The fact is it is not bad by the word; it is a loss of liberty. It means people no longer have the ability to decide themselves what will happen to them, and somebody autonomously, very distant from them, makes the decision for them.

IPAB is not the worst--the innovation council. What will not happen that the innovation will not allow to happen? I have a story of a patient--and I will just give an example. Not IPAB, not innovation, but we are also going to have the Preventive Services Task Force that is going to make recommendations on screening.

I want to give an example. This is a true story. I will not use her name, but a young lady came to me with a breast lump. I did the standard protocol, best practices on her. It showed to be a simple cyst, and the point I am making is about the art of medicine, not the science of medicine because everybody gets hung up on the science, but nobody ever talks about the art.

I had an uncomfortable feeling about this cyst. So I aspirated it. It was inflammatory carcinoma of the breast. In other words, had I followed the protocols that are going to be recommended by IPAB and the best practices, I would have never aspirated it.

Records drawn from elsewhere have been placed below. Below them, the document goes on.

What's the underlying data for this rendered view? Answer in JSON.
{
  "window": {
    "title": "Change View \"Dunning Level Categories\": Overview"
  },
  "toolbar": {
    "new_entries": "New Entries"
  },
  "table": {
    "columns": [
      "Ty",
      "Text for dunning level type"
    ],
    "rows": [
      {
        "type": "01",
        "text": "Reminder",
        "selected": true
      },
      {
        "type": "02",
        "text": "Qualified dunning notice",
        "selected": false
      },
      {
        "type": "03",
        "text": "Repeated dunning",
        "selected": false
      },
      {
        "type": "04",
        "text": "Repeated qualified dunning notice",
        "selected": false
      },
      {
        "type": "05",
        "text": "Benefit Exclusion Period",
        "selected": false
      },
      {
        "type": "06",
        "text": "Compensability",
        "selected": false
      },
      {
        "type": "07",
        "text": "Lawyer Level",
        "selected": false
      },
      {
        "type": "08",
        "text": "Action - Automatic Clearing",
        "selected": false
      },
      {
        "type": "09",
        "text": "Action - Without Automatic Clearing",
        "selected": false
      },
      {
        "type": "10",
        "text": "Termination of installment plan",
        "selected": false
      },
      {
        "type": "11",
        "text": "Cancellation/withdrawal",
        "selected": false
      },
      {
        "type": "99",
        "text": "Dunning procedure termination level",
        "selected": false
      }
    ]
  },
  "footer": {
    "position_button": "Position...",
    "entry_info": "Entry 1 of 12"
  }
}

Well, this patient is now dead. But she lived 12 years. A delay in diagnosis on inflammatory carcinoma would have given her less than a year to live. Because I did not follow what the standard protocol was but followed my history and my knowledge of the patient and my feeling, I diagnosed her early. She got to see her kids get married; she got to see a grandchild. That never would have happened.

So what is coming with IPAB and the Preventive Services Task Force is people making decisions that are not in the room with the doctor and the patient, and that is the biggest danger of the Affordable Care Act: that we are going to take the ability of patients and doctors to make choices and give that choice to a government bureaucrat.